# Can you weld in Pacesetter headers using stock midpipes?



## justin-branam (Oct 31, 2008)

i want to keep my cats, and was wondering if i could just get the headers, and have them welded directly up to my stock exhaust or do i have to buy new mid pipes? if i need new mid pipes, are there any with cats that will work with the pacesetters? thanks.

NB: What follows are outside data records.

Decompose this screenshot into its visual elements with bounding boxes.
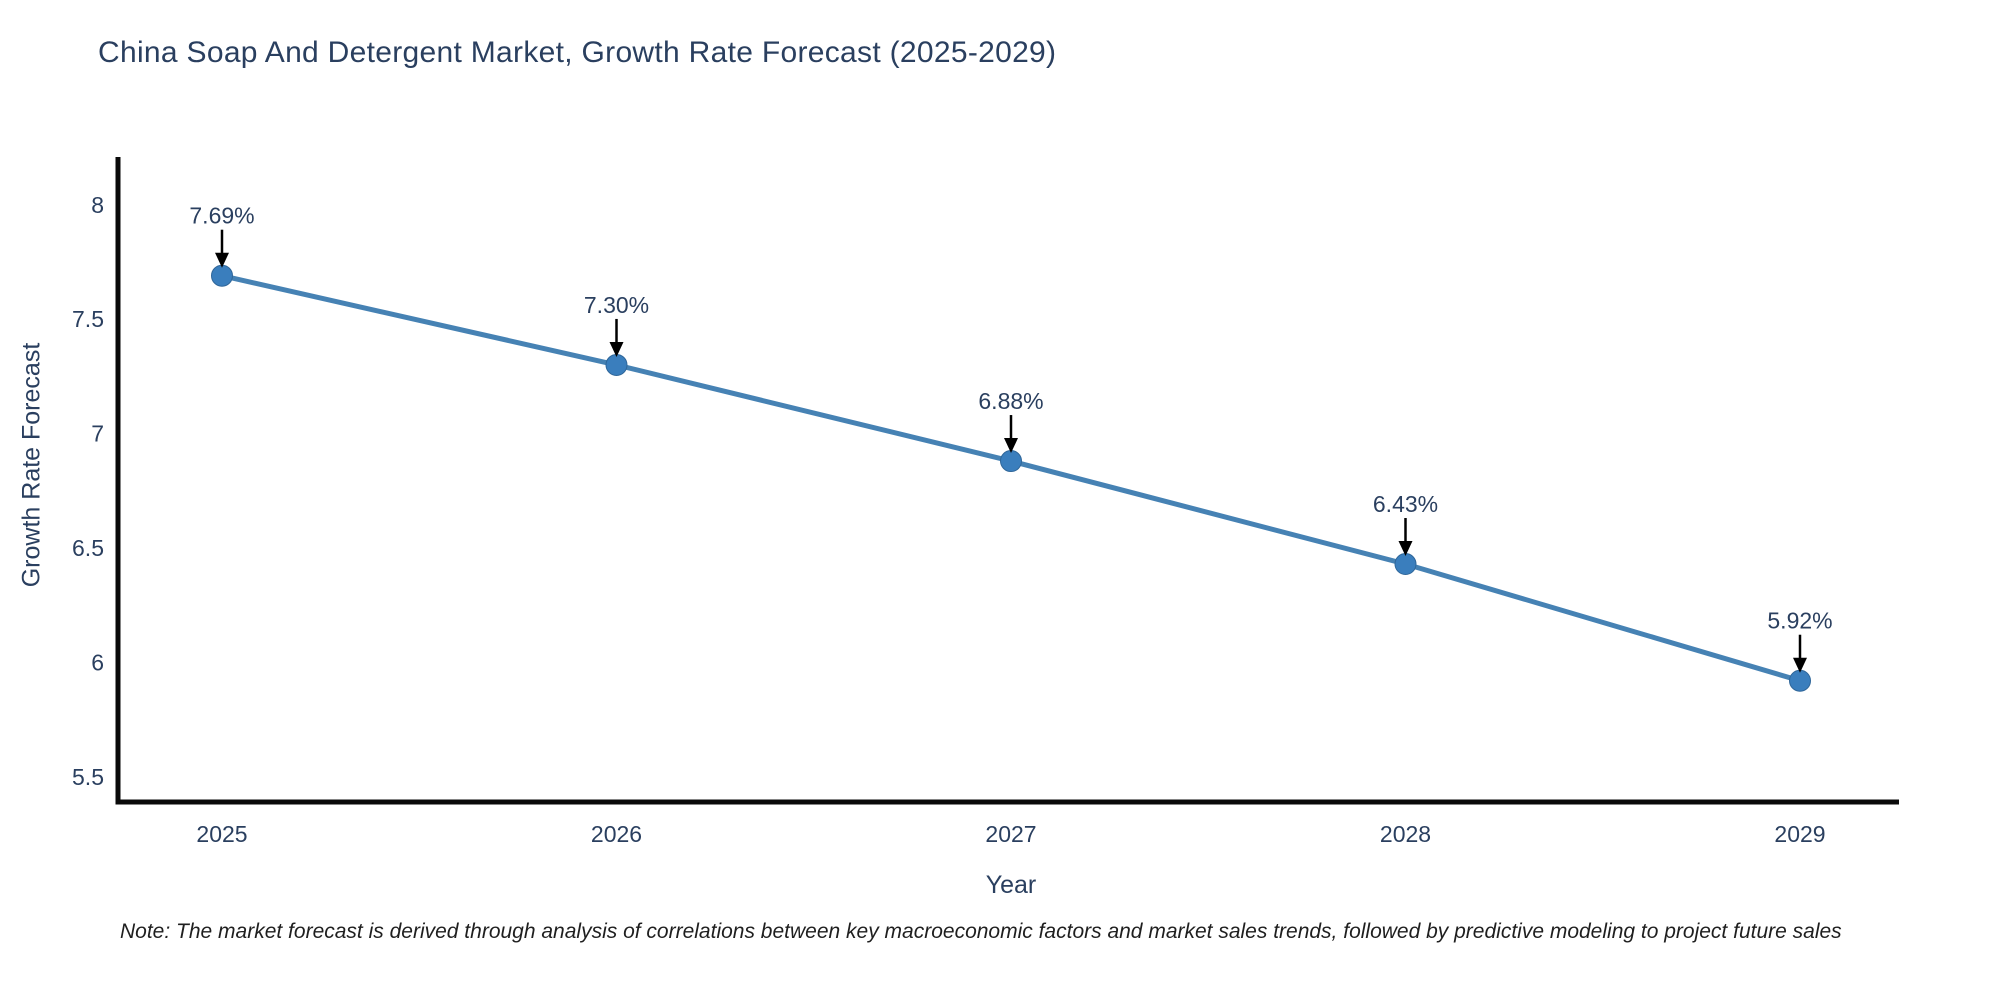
- forecast-trend-line: [219, 273, 1803, 684]
- data-point-marker: [1394, 553, 1417, 576]
- x-tick-label: 2027: [985, 821, 1036, 847]
- y-tick-label: 7: [91, 421, 104, 447]
- annotation-arrow-head: [609, 341, 624, 357]
- y-axis-title: Growth Rate Forecast: [17, 342, 46, 588]
- annotation-arrow-head: [1793, 657, 1807, 673]
- data-point-value-label: 7.30%: [584, 292, 649, 318]
- y-tick-label: 5.5: [72, 764, 104, 790]
- data-point-value-label: 6.43%: [1373, 491, 1438, 517]
- annotation-arrow-head: [1004, 438, 1018, 454]
- data-point-value-label: 6.88%: [978, 388, 1043, 414]
- data-point-marker: [1000, 450, 1022, 473]
- x-tick-label: 2026: [591, 821, 642, 847]
- chart-title: China Soap And Detergent Market, Growth …: [98, 36, 1057, 69]
- y-tick-label: 7.5: [72, 306, 104, 332]
- data-point-marker: [211, 264, 233, 287]
- data-point-value-label: 5.92%: [1767, 608, 1832, 634]
- annotation-arrow-head: [215, 252, 229, 268]
- x-tick-label: 2029: [1774, 821, 1825, 847]
- y-tick-label: 6.5: [72, 535, 104, 561]
- annotation-arrow-head: [1398, 541, 1413, 557]
- x-axis-title: Year: [985, 871, 1037, 899]
- x-tick-label: 2025: [196, 821, 247, 847]
- data-point-value-label: 7.69%: [189, 203, 254, 229]
- y-tick-label: 8: [91, 192, 104, 218]
- y-tick-label: 6: [91, 649, 104, 675]
- data-point-marker: [1789, 669, 1811, 692]
- x-tick-label: 2028: [1380, 821, 1431, 847]
- chart-footnote: Note: The market forecast is derived thr…: [120, 920, 1842, 943]
- data-point-marker: [605, 353, 628, 376]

....and yes, i tried the search button a few times before writing this with no success.


----------



## mikes06goat (Jan 13, 2009)

just buy shorties instead of long tubes and they should bolt directly up to your stock exhaust. I believe JBA or edelbrock will work perfect. If you want to go pacesetter long tubes the midpipes are pretty reasonable from marylandspeed.com


----------



## alsgto04 (Nov 21, 2007)

The JBA's do bolt on directly. Hope this helps.


----------



## mikes06goat (Jan 13, 2009)

What do you think of the OBX racing shorties? They are pretty ugly but stainless and about half the price of JBA.


----------



## svede1212 (Nov 1, 2005)

have a muffler shop mod your mids. if you can find a good gearhead group of guys they'll do it fairly inexpensively. i had my SLP LT's collectors modded with 3 bolt flanges as well as the stock modified mids to mate up which makes them easy to take apart.


----------



## justin-branam (Oct 31, 2008)

svede1212 said:


> have a muffler shop mod your mids. if you can find a good gearhead group of guys they'll do it fairly inexpensively. i had my SLP LT's collectors modded with 3 bolt flanges as well as the stock modified mids to mate up which makes them easy to take apart.



Awesome. Thanks!


----------